For openers, the casting felt like a good jumping off point. A physical bear of a man, Smith is Link, a Vietnam vet turned biker who assembles a team of bikers to pull off a rescue at his brother's behest. He's the leader, but an anti-hero through and through, troubled at what the war has become. He has a soft spot for some of the people he runs into, all the while trying to hold his crew together. That group includes biker regular Adam Roarke as Duke, a fellow vet looking to find a past love in the Vietnamese boonies, Paul Koslo as Limpy, similarly finding love in a rundown old house, Houston Savage as Dirty Denny, the pot-smoking, booze-swilling, three-way having biker, and Eugene Cornelius as Speed, the goofy, long-haired hippie with an odd sense of humor. There's also Bernie Hamilton as Capt. Jackson, the regular army officer tasked with keeping the Losers in line, and John Garwood playing his right-hand man, Sgt. Winston.

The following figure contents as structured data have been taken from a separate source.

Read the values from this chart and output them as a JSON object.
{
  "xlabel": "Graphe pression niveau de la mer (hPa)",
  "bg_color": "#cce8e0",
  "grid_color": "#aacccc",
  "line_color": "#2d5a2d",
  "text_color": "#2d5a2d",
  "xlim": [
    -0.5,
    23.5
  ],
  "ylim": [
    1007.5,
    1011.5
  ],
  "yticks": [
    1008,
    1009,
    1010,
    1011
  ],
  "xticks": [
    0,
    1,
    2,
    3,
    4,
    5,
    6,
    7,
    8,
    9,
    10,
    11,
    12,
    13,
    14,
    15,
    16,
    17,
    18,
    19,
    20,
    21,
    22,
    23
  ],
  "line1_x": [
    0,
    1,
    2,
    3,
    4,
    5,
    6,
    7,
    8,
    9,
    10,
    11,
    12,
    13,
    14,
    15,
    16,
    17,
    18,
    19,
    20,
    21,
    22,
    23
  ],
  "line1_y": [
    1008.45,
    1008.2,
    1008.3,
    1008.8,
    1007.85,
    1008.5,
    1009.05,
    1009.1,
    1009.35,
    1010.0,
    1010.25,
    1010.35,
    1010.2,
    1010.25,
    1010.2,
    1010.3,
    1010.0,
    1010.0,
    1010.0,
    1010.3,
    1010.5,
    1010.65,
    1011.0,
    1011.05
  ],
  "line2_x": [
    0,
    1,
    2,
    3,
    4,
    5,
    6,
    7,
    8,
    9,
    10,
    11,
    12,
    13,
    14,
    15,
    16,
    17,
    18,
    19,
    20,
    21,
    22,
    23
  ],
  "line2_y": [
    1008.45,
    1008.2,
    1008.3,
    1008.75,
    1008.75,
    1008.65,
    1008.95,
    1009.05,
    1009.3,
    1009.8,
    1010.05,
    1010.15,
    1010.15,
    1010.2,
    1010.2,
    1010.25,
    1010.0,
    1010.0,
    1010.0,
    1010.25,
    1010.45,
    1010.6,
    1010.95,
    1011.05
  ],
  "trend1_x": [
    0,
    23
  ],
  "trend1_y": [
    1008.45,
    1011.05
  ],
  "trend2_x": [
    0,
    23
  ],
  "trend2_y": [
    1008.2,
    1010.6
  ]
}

Some cool potential there, right? That's what I figured, but that's what it remains with little else, potential. I expected a hard-edged men on a mission movie with said men fighting impossible odds. Instead, it's a half-boiled love story. We get Roarke's Duke reuniting with his lost love, walking through the fields dreamily, wondering about the future. Koslo's Limpy falls for a Vietnamese girl with a baby and steps in as a surrogate father. What the hell happened?!? Sure, there's some biker shenanigans, Dirty Denny (of course) having a three-way and then getting in a fight with some locals. There's no story, no sense of urgency, and no rhythm in the least. The bikers party and bitch and fight and screw around, outfit their cycles, and then oh yeah, they head into Cambodia. By that point, I'd been fast-forwarding through huge stretches of so-called 'story.'
If there's a remotely positive saving grace, it is the biker attack on the Red Chinese camp in Cambodia. All sorts of crazy bike stunts, gunfire and explosions throughout make it an exciting, adrenaline-pumping shootout. That isn't the end though, some preachiness saved for the last 15 minutes as a movie about bikers on a suicide mission decides it needs to deliver a message to its viewers. Seems logical, right? The ending is not surprisingly pretty downbeat, but it was yet another case of too little, too late. A pretty bad movie, aided by two folk songs in the soundtrack that try to again, add depth to a story that simply doesn't require it.
Make a movie about Hells Angels rampaging through Vietnam and Cambodia and be content with it. Don't try and make it something more. A disappointment.